Anyway as I remember it they got the basic design of the car down and the new program worked on the components needed to actualy MAKE a sellable car.

Sirkulat its not realy that big of a deal providing the hydrogen for the cars. Even the projected 2040 hydrogen consumption will be easy for the hydrogen industry to provide without major discombobulations.

We already use gobsmacking amounts of the stuff as is and our use even without cars running on it is growing rapidly. So realy it doesnt matter. The h2 fueled cars will make up some portaion of the fleet and consume some portion of the hydrogen we produce.. what those final numbers wind up being no one knows. But we do know now that they will be out in number and they will work. Thats all we needed to know to get this party going.


Wishful thinking, Wintermane, isn't convincing. You must NOT live in a big city and face a daily commute; or maybe you do and oppose investment in mass transit. Maybe you think urban planning is evil socialism and driving is freedom.


Oh I live in a small city and no I dont appose mass transit. I dont like mass transit that depends on strike prone labor thats true. I prefer automated mass transit systems. Im also VERY much into high speed electric traisn to replace most city to city air travel. In fact our little city is right on the high speed rail line path that we hope they will start building soon.
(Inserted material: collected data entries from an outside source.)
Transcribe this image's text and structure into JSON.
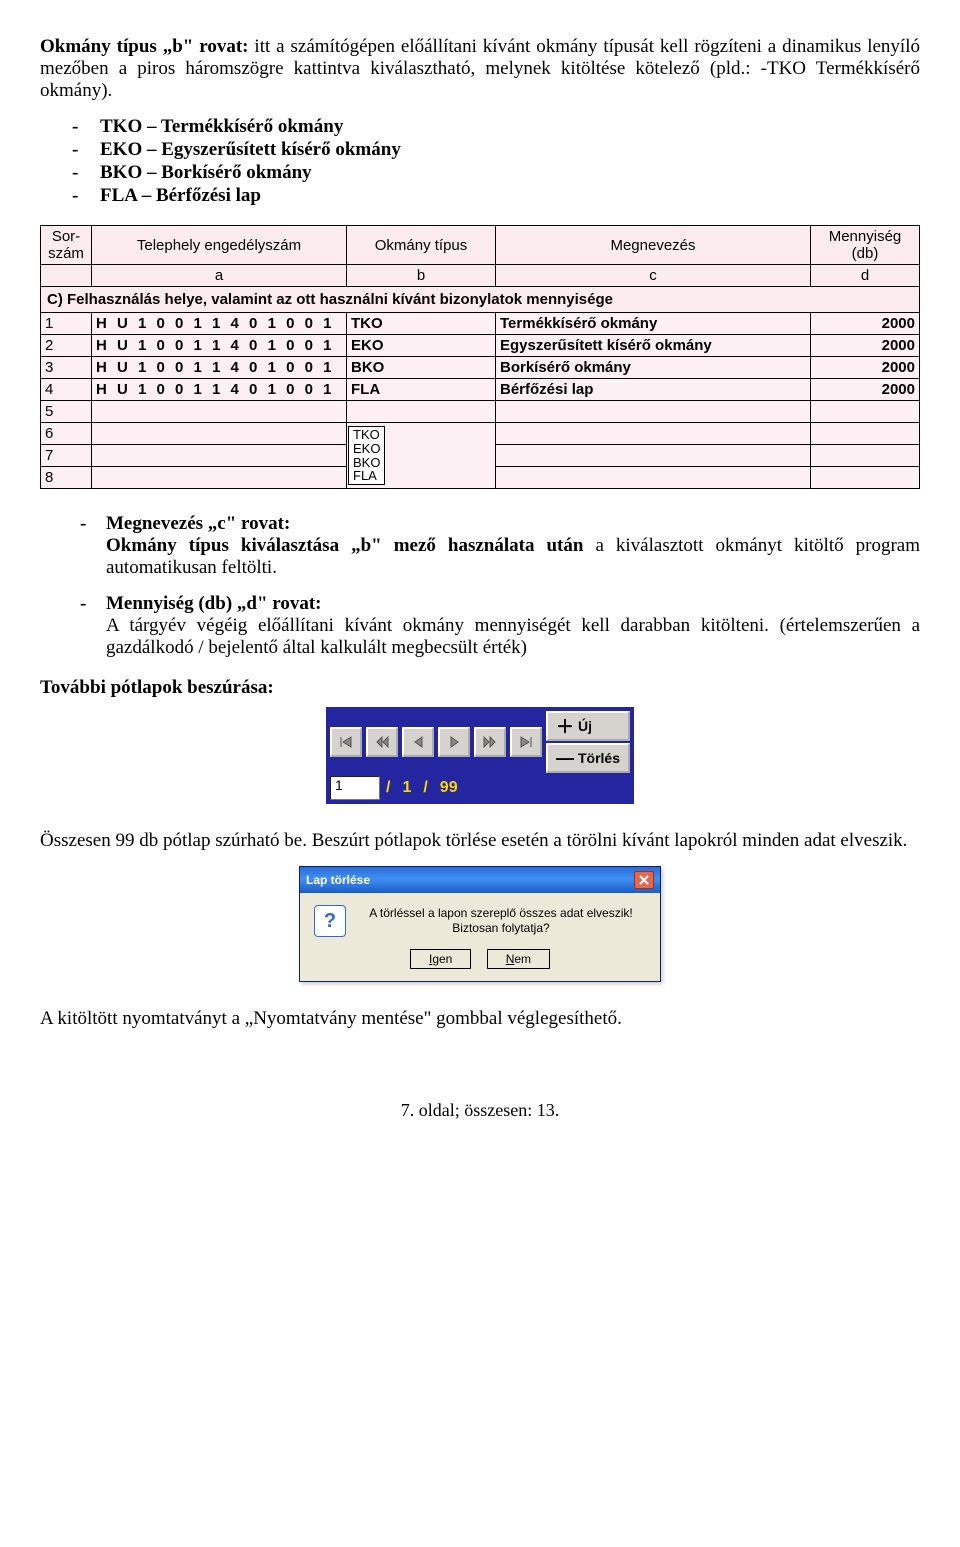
{
  "intro": {
    "run_in_bold": "Okmány típus „b\" rovat:",
    "rest": " itt a számítógépen előállítani kívánt okmány típusát kell rögzíteni a dinamikus lenyíló mezőben a piros háromszögre kattintva kiválasztható, melynek kitöltése kötelező (pld.: -TKO Termékkísérő okmány)."
  },
  "type_list": [
    "TKO – Termékkísérő okmány",
    "EKO – Egyszerűsített kísérő okmány",
    "BKO – Borkísérő okmány",
    "FLA  – Bérfőzési lap"
  ],
  "section_c": {
    "title": "C) Felhasználás helye, valamint az ott használni kívánt bizonylatok mennyisége",
    "headers": {
      "sor": "Sor-\nszám",
      "telephely": "Telephely engedélyszám",
      "okmany": "Okmány típus",
      "megnevezes": "Megnevezés",
      "mennyiseg": "Mennyiség\n(db)",
      "a": "a",
      "b": "b",
      "c": "c",
      "d": "d"
    },
    "rows": [
      {
        "n": "1",
        "lic": "H U 1 0 0 1 1 4 0 1 0 0 1",
        "typ": "TKO",
        "name": "Termékkísérő okmány",
        "qty": "2000"
      },
      {
        "n": "2",
        "lic": "H U 1 0 0 1 1 4 0 1 0 0 1",
        "typ": "EKO",
        "name": "Egyszerűsített kísérő okmány",
        "qty": "2000"
      },
      {
        "n": "3",
        "lic": "H U 1 0 0 1 1 4 0 1 0 0 1",
        "typ": "BKO",
        "name": "Borkísérő okmány",
        "qty": "2000"
      },
      {
        "n": "4",
        "lic": "H U 1 0 0 1 1 4 0 1 0 0 1",
        "typ": "FLA",
        "name": "Bérfőzési lap",
        "qty": "2000"
      }
    ],
    "empty_rows": [
      "5",
      "7",
      "8"
    ],
    "dropdown_row": "6",
    "dropdown_opts": [
      "TKO",
      "EKO",
      "BKO",
      "FLA"
    ]
  },
  "rovat": {
    "c": {
      "title": "Megnevezés „c\" rovat:",
      "body_pre": "Okmány típus kiválasztása „b\" mező használata után",
      "body_rest": " a kiválasztott okmányt kitöltő program automatikusan feltölti."
    },
    "d": {
      "title": "Mennyiség (db) „d\" rovat:",
      "body": "A tárgyév végéig előállítani kívánt okmány mennyiségét kell darabban kitölteni. (értelemszerűen a gazdálkodó / bejelentő által kalkulált megbecsült érték)"
    }
  },
  "potlap_heading": "További pótlapok beszúrása:",
  "navigator": {
    "input": "1",
    "current": "1",
    "total": "99",
    "new_label": "Új",
    "del_label": "Törlés"
  },
  "potlap_summary": "Összesen 99 db pótlap szúrható be. Beszúrt pótlapok törlése esetén a törölni kívánt lapokról minden adat elveszik.",
  "dialog": {
    "title": "Lap törlése",
    "line1": "A törléssel a lapon szereplő összes adat elveszik!",
    "line2": "Biztosan folytatja?",
    "yes": "Igen",
    "no": "Nem"
  },
  "final_para": "A kitöltött nyomtatványt a „Nyomtatvány mentése\" gombbal véglegesíthető.",
  "footer": "7. oldal; összesen: 13."
}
I just dont have tunnel vision to think other methods of travel wont also grow into large markets too.

I have never owned nor ever wanted a high performance car or an suv but I am not blind to the fact they are wanted by people with ALOT of money and that that money will attract enough investment to get them what they want in fuel cell cars and trucks. I follow battery tech fuel cell tech compressed air tech flywheel tech biofuels tech and so on simply because I find it engrassing to see how all these different methods are panning out and comming along amazingly well. I love it when they actualy managed to make a real compressed air car.. granted id never fit in it but still its amazing!
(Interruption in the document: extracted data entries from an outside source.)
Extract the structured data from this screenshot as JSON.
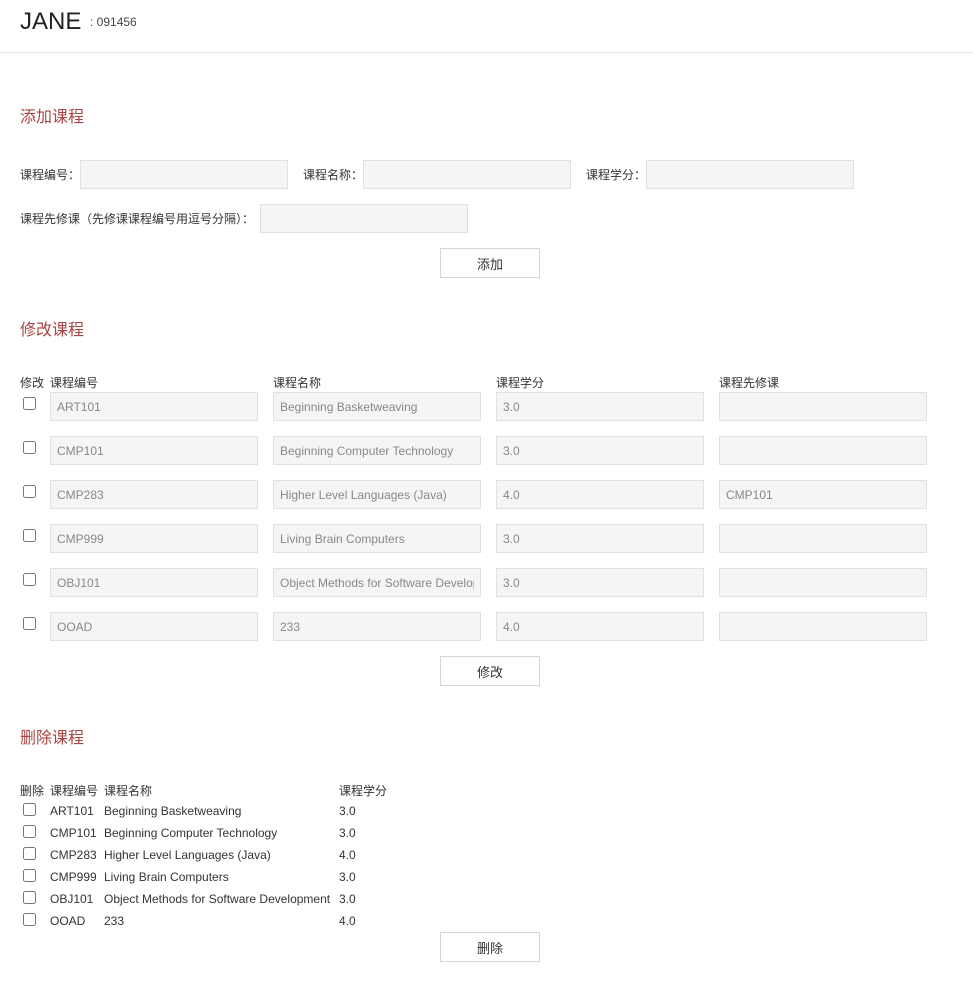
{
  "header": {
    "user_name": "JANE",
    "user_id": ": 091456"
  },
  "add_section": {
    "title": "添加课程",
    "course_id_label": "课程编号：",
    "course_name_label": "课程名称：",
    "course_credit_label": "课程学分：",
    "prereq_label": "课程先修课（先修课课程编号用逗号分隔）：",
    "course_id_value": "",
    "course_name_value": "",
    "course_credit_value": "",
    "prereq_value": "",
    "button_label": "添加"
  },
  "modify_section": {
    "title": "修改课程",
    "headers": {
      "modify": "修改",
      "course_id": "课程编号",
      "course_name": "课程名称",
      "credit": "课程学分",
      "prereq": "课程先修课"
    },
    "rows": [
      {
        "id": "ART101",
        "name": "Beginning Basketweaving",
        "credit": "3.0",
        "prereq": ""
      },
      {
        "id": "CMP101",
        "name": "Beginning Computer Technology",
        "credit": "3.0",
        "prereq": ""
      },
      {
        "id": "CMP283",
        "name": "Higher Level Languages (Java)",
        "credit": "4.0",
        "prereq": "CMP101"
      },
      {
        "id": "CMP999",
        "name": "Living Brain Computers",
        "credit": "3.0",
        "prereq": ""
      },
      {
        "id": "OBJ101",
        "name": "Object Methods for Software Development",
        "credit": "3.0",
        "prereq": ""
      },
      {
        "id": "OOAD",
        "name": "233",
        "credit": "4.0",
        "prereq": ""
      }
    ],
    "button_label": "修改"
  },
  "delete_section": {
    "title": "删除课程",
    "headers": {
      "delete": "删除",
      "course_id": "课程编号",
      "course_name": "课程名称",
      "credit": "课程学分"
    },
    "rows": [
      {
        "id": "ART101",
        "name": "Beginning Basketweaving",
        "credit": "3.0"
      },
      {
        "id": "CMP101",
        "name": "Beginning Computer Technology",
        "credit": "3.0"
      },
      {
        "id": "CMP283",
        "name": "Higher Level Languages (Java)",
        "credit": "4.0"
      },
      {
        "id": "CMP999",
        "name": "Living Brain Computers",
        "credit": "3.0"
      },
      {
        "id": "OBJ101",
        "name": "Object Methods for Software Development",
        "credit": "3.0"
      },
      {
        "id": "OOAD",
        "name": "233",
        "credit": "4.0"
      }
    ],
    "button_label": "删除"
  },
  "colors": {
    "section_title": "#a94442",
    "field_bg": "#f5f5f5",
    "field_border": "#e0e0e0"
  }
}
I actualy love the g whiz even tho again I dont think id actualy fit in it its wonderful.. if a tad dangerous in a crash.

I dont want any one idea to win I want alot of realy cool techs to come to power and make for a cornacopia of realy cool cars. All I want is a realy cool future not a boring one.
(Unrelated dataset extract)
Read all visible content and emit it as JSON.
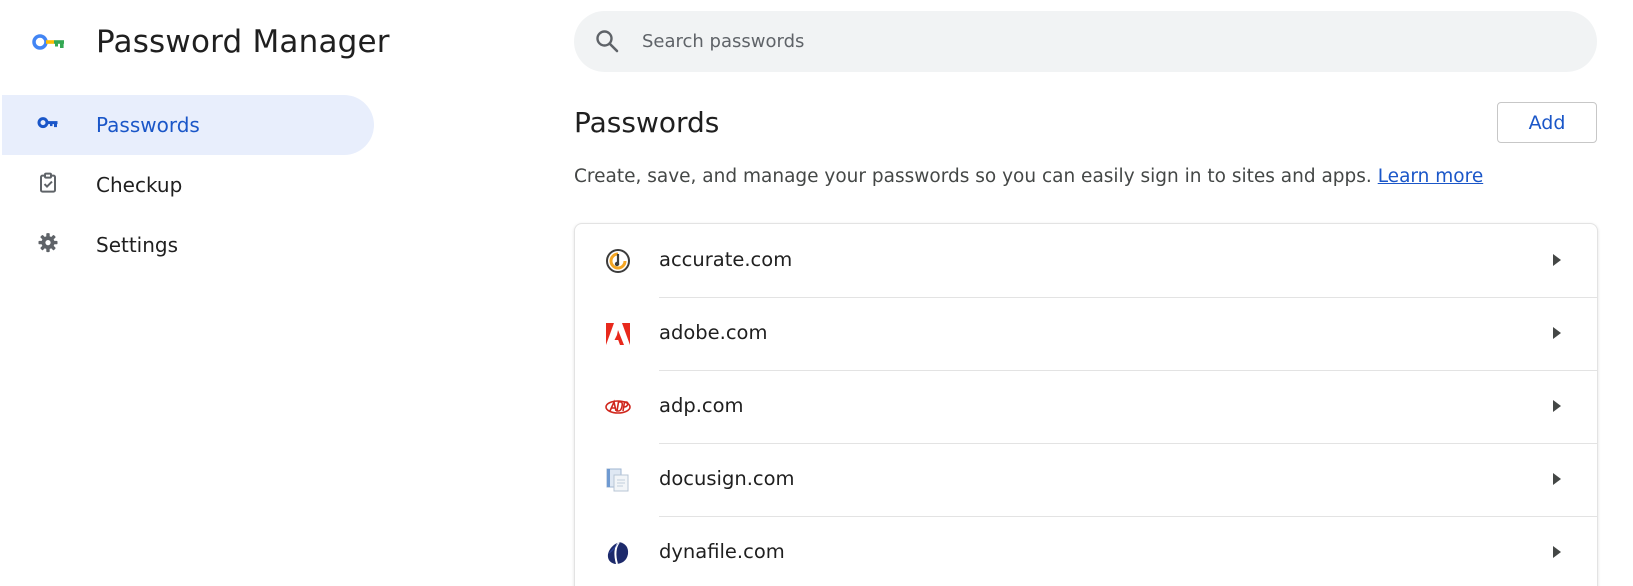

Winter, the PNGV program did more than simply produce "the basic design of the car." Before the program had been cancelled GM, Ford, and Chrysler had all created working concept vehicles of 5 passenger family cars that achieved at least 72 mpg - the GM car even got 80 mpg. As for how "sellable" the cars could have been, well I've seen pictures of them and they would not have been out of place with the other sedans GM, Ford, and Chrysler were already selling.

In fact I'd say those cars were far less radical looking than Ford's earlier Probe concept cars;


BTW, even if you want to deride them as only "concept vehicles" that would still need work before they could be sellable, with the working concept vehicles getting 70-80 mpg, a showroom ready version would have had to have been really f'd up to not be twice as fuel efficient as anything comparible then on the road.